Окрик потрясенным женским голосом заставил его осечься на полуслове и обернуться столь стремительно, что заплетенные волосы хлестнули его по лицу. И ответить с не меньшей растерянностью, которую Шараф и вовсе не думал от него услышать.

– Ясаман?!

Она уже не сидела на холстине, а стояла, прижимая концы совсем сползшей с волос шали к груди, и смотрела так, словно увидела самого Таша. Она… назвала его по имени, хотя не могла не знать: на людях наложницы неизменно почтительны и обращаются к возлюбленному лишь со словами «Мой господин». Говорят негромко и певуче, а вовсе не кричат во весь голос, заставляя дюжины мужчин обернуться и начать искать глазами того, кого она звала именем тисрока. «Рабадаш» – имя не столь уж редкое, но из уст его любимой наложницы…

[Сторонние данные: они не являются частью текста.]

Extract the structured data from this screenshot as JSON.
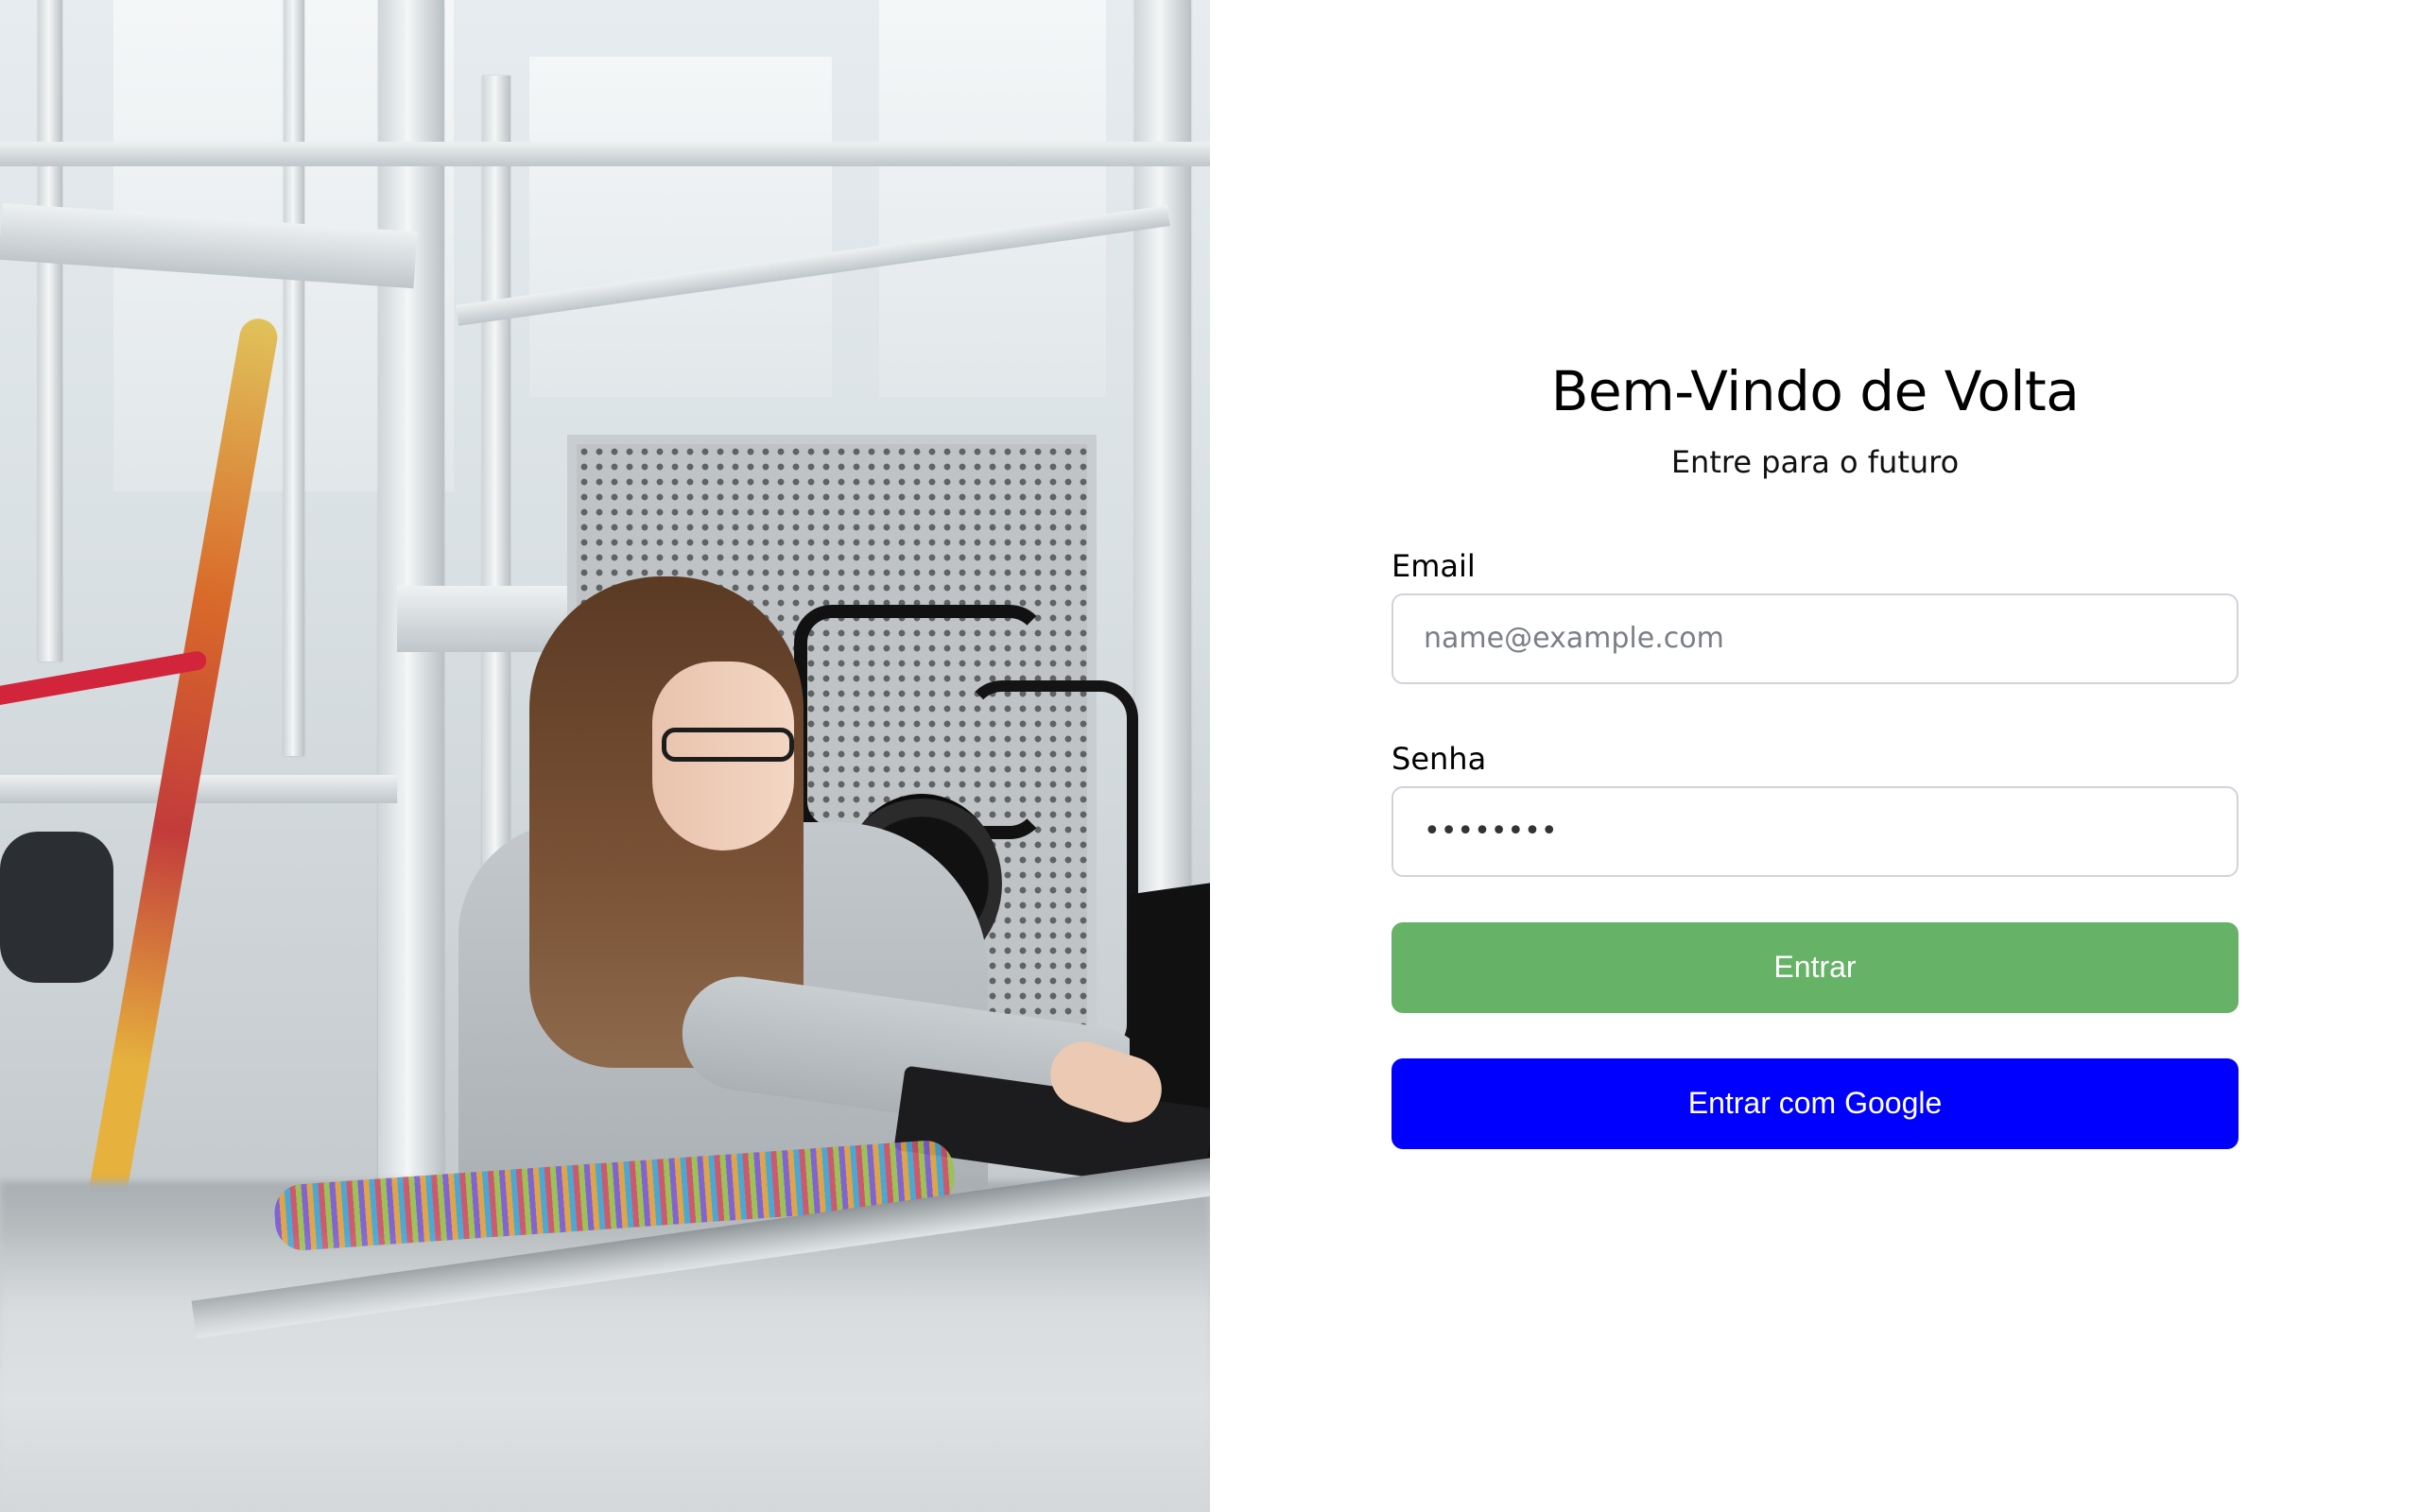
{
  "login": {
    "title": "Bem-Vindo de Volta",
    "subtitle": "Entre para o futuro",
    "email": {
      "label": "Email",
      "placeholder": "name@example.com",
      "value": ""
    },
    "password": {
      "label": "Senha",
      "value": "••••••••"
    },
    "submit_label": "Entrar",
    "google_label": "Entrar com Google"
  },
  "colors": {
    "submit_button": "#66b266",
    "google_button": "#0000ff"
  }
}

– Рабадаш, – повторила она – почти выдохнула, так, что Шараф уже едва расслышал, но разглядел счастливую улыбку и слезы в ее синих глазах, – и бросилась вперед, уронив на землю свою шаль. Брат бросил поводья, спрыгнул с седла, словно мальчишка вдвое моложе, и… нет, слава Ташу, не побежал на глазах у такой толпы и собственной свиты, но уже через три размашистых шагах схватил задыхающуюся женщину в объятия и прижал к себе.